The attack on Samarra seems to have succeeded with very little loss (on our side anyhow). We are now engaged in a similar major clearing operation south of Baghdad in Balil Province. This reduction of enemy redoubts was supposed to be delayed for at least another month. But for some reason it has been speeded up. The suspicion is that in Samarra the defenders just faded away to fight another day. Some did I am sure. But the important question is whether the insurgents will be able to reconquer the city once the Americans leave. Perhaps there is a middle ground between “leave it to the Iraqis” and maintaining an American occupation that has not yet been found.

Oddly, at about the time that the latest attack was underway Prime Minister Allawi made a somber speech to Iraq’s National Assembly telling how bad the security situation actually was. He lamented the fact that the Iraqi security forces were not yet up to the challenge, being underequipped and undertrained. He added that they do not yet have the respect of the Iraqi people that they require. I guess that he thought it would be an error to paint the rosy picture at home that he did in Washington. After all, his audience experienced the violence on the streets every day.

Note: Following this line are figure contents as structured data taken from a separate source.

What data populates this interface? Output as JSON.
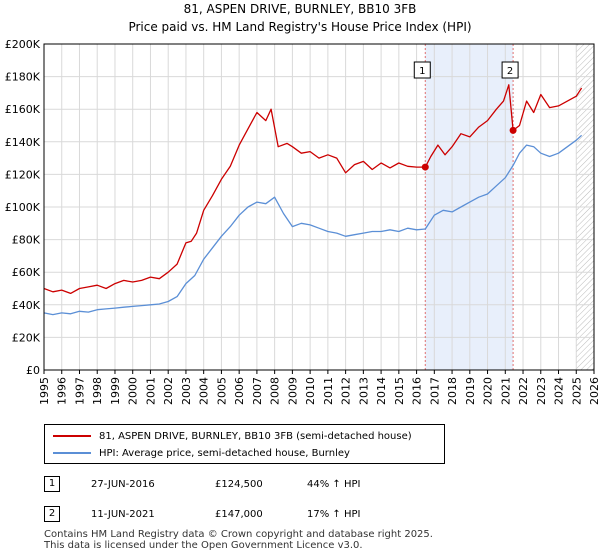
{
  "chart_data": {
    "type": "line",
    "title": "81, ASPEN DRIVE, BURNLEY, BB10 3FB",
    "subtitle": "Price paid vs. HM Land Registry's House Price Index (HPI)",
    "xlim": [
      1995,
      2026
    ],
    "ylim": [
      0,
      200000
    ],
    "x_ticks": [
      1995,
      1996,
      1997,
      1998,
      1999,
      2000,
      2001,
      2002,
      2003,
      2004,
      2005,
      2006,
      2007,
      2008,
      2009,
      2010,
      2011,
      2012,
      2013,
      2014,
      2015,
      2016,
      2017,
      2018,
      2019,
      2020,
      2021,
      2022,
      2023,
      2024,
      2025,
      2026
    ],
    "y_ticks": [
      {
        "value": 0,
        "label": "£0"
      },
      {
        "value": 20000,
        "label": "£20K"
      },
      {
        "value": 40000,
        "label": "£40K"
      },
      {
        "value": 60000,
        "label": "£60K"
      },
      {
        "value": 80000,
        "label": "£80K"
      },
      {
        "value": 100000,
        "label": "£100K"
      },
      {
        "value": 120000,
        "label": "£120K"
      },
      {
        "value": 140000,
        "label": "£140K"
      },
      {
        "value": 160000,
        "label": "£160K"
      },
      {
        "value": 180000,
        "label": "£180K"
      },
      {
        "value": 200000,
        "label": "£200K"
      }
    ],
    "grid": true,
    "shaded_region": [
      2016.49,
      2021.44
    ],
    "projection_start": 2025.0,
    "series": [
      {
        "name": "81, ASPEN DRIVE, BURNLEY, BB10 3FB (semi-detached house)",
        "color": "#cc0000",
        "x": [
          1995.0,
          1995.5,
          1996.0,
          1996.5,
          1997.0,
          1997.5,
          1998.0,
          1998.5,
          1999.0,
          1999.5,
          2000.0,
          2000.5,
          2001.0,
          2001.5,
          2002.0,
          2002.5,
          2003.0,
          2003.3,
          2003.6,
          2004.0,
          2004.5,
          2005.0,
          2005.5,
          2006.0,
          2006.5,
          2007.0,
          2007.5,
          2007.8,
          2008.2,
          2008.7,
          2009.0,
          2009.5,
          2010.0,
          2010.5,
          2011.0,
          2011.5,
          2012.0,
          2012.5,
          2013.0,
          2013.5,
          2014.0,
          2014.5,
          2015.0,
          2015.5,
          2016.0,
          2016.49,
          2016.8,
          2017.2,
          2017.6,
          2018.0,
          2018.5,
          2019.0,
          2019.5,
          2020.0,
          2020.5,
          2020.9,
          2021.2,
          2021.44,
          2021.8,
          2022.2,
          2022.6,
          2023.0,
          2023.5,
          2024.0,
          2024.5,
          2025.0,
          2025.3
        ],
        "y": [
          50000,
          48000,
          49000,
          47000,
          50000,
          51000,
          52000,
          50000,
          53000,
          55000,
          54000,
          55000,
          57000,
          56000,
          60000,
          65000,
          78000,
          79000,
          84000,
          98000,
          107000,
          117000,
          125000,
          138000,
          148000,
          158000,
          153000,
          160000,
          137000,
          139000,
          137000,
          133000,
          134000,
          130000,
          132000,
          130000,
          121000,
          126000,
          128000,
          123000,
          127000,
          124000,
          127000,
          125000,
          124500,
          124500,
          131000,
          138000,
          132000,
          137000,
          145000,
          143000,
          149000,
          153000,
          160000,
          165000,
          175000,
          147000,
          150000,
          165000,
          158000,
          169000,
          161000,
          162000,
          165000,
          168000,
          173000
        ]
      },
      {
        "name": "HPI: Average price, semi-detached house, Burnley",
        "color": "#5b8fd6",
        "x": [
          1995.0,
          1995.5,
          1996.0,
          1996.5,
          1997.0,
          1997.5,
          1998.0,
          1998.5,
          1999.0,
          1999.5,
          2000.0,
          2000.5,
          2001.0,
          2001.5,
          2002.0,
          2002.5,
          2003.0,
          2003.5,
          2004.0,
          2004.5,
          2005.0,
          2005.5,
          2006.0,
          2006.5,
          2007.0,
          2007.5,
          2008.0,
          2008.5,
          2009.0,
          2009.5,
          2010.0,
          2010.5,
          2011.0,
          2011.5,
          2012.0,
          2012.5,
          2013.0,
          2013.5,
          2014.0,
          2014.5,
          2015.0,
          2015.5,
          2016.0,
          2016.49,
          2017.0,
          2017.5,
          2018.0,
          2018.5,
          2019.0,
          2019.5,
          2020.0,
          2020.5,
          2021.0,
          2021.44,
          2021.8,
          2022.2,
          2022.6,
          2023.0,
          2023.5,
          2024.0,
          2024.5,
          2025.0,
          2025.3
        ],
        "y": [
          35000,
          34000,
          35000,
          34500,
          36000,
          35500,
          37000,
          37500,
          38000,
          38500,
          39000,
          39500,
          40000,
          40500,
          42000,
          45000,
          53000,
          58000,
          68000,
          75000,
          82000,
          88000,
          95000,
          100000,
          103000,
          102000,
          106000,
          96000,
          88000,
          90000,
          89000,
          87000,
          85000,
          84000,
          82000,
          83000,
          84000,
          85000,
          85000,
          86000,
          85000,
          87000,
          86000,
          86500,
          95000,
          98000,
          97000,
          100000,
          103000,
          106000,
          108000,
          113000,
          118000,
          125500,
          133000,
          138000,
          137000,
          133000,
          131000,
          133000,
          137000,
          141000,
          144000
        ]
      }
    ],
    "sales": [
      {
        "id": "1",
        "x": 2016.49,
        "y": 124500
      },
      {
        "id": "2",
        "x": 2021.44,
        "y": 147000
      }
    ]
  },
  "legend": {
    "property_label": "81, ASPEN DRIVE, BURNLEY, BB10 3FB (semi-detached house)",
    "hpi_label": "HPI: Average price, semi-detached house, Burnley"
  },
  "sales_table": [
    {
      "id": "1",
      "date": "27-JUN-2016",
      "price": "£124,500",
      "hpi": "44% ↑ HPI"
    },
    {
      "id": "2",
      "date": "11-JUN-2021",
      "price": "£147,000",
      "hpi": "17% ↑ HPI"
    }
  ],
  "footer": {
    "line1": "Contains HM Land Registry data © Crown copyright and database right 2025.",
    "line2": "This data is licensed under the Open Government Licence v3.0."
  }
}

The paper also reports statements by Paul Bremer, now safely back in the country and apparently anxious to argue that his failure to accomplish more in Iraq was due to the mistakes of the administration and not his mistakes. He claims, and it appears confirmed, that from the very first he argued for more troops, but that the administration insisted they had enough. The fact he is making this case now is not a hopeful sign for what he believes the situation is now.

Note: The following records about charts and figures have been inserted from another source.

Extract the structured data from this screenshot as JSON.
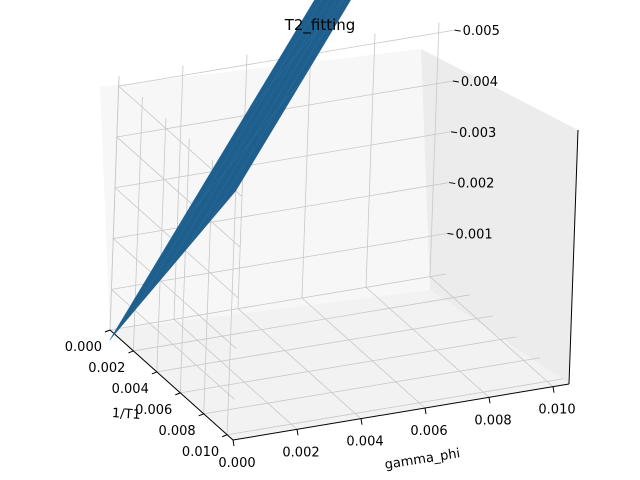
{
  "figure": {
    "title": "T2_fitting"
  },
  "chart_data": {
    "type": "surface3d",
    "title": "T2_fitting",
    "xlabel": "gamma_phi",
    "ylabel": "1/T1",
    "zlabel": "",
    "x_ticks": [
      "0.000",
      "0.002",
      "0.004",
      "0.006",
      "0.008",
      "0.010"
    ],
    "y_ticks": [
      "0.000",
      "0.002",
      "0.004",
      "0.006",
      "0.008",
      "0.010"
    ],
    "z_ticks": [
      "0.001",
      "0.002",
      "0.003",
      "0.004",
      "0.005"
    ],
    "xlim": [
      0,
      0.0105
    ],
    "ylim": [
      0,
      0.0105
    ],
    "zlim": [
      0.0002,
      0.0052
    ],
    "surface": {
      "formula": "z = gamma_phi + (1/T1)/2",
      "grid_x": [
        0,
        0.002,
        0.004,
        0.006,
        0.008,
        0.01
      ],
      "grid_y": [
        0,
        0.002,
        0.004,
        0.006,
        0.008,
        0.01
      ],
      "color": "#1f5f8e"
    },
    "grid": true,
    "pane_color": "#f2f2f2",
    "grid_color": "#c8c8c8"
  }
}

Another Times report today focuses on the Japanese contingent, one of the coalition partners that are helping us according to the President. It seems that their contingent of 550 soldiers in the town of Samawa has not yet fired a shot. They were evidently put into the safest place that could be found to keep the folks back home happy. Meanwhile the local Iraqis are running out of patience. They had such inflated ideas of what the Japanese would do that the schools they did rehabilitate seem to count for nothing. The locals threaten that if the Japanese don’t do more they will turn against them.

In all this confusion of action and inaction, of ridiculous expectations and dashed hopes, the general impression is that no one knows what is really happening or will happen. On the one hand, the claim of looming and unavoidable disaster is overblown. But so is the claim that “we have it under control”. My hope remains that the size of the group that will benefit from the current attempt to establish “democracy” is so large that the insurgency will eventually fail. It seems likely that if the coalition forces left now, all hell would break lose. It also seems clear that the Iraqi replacement forces have a long way to go in spite of Allawi’s on again, off again bluster. Yet with every day we stay, the sense that we are simply an occupying force that does nothing for the country grows stronger.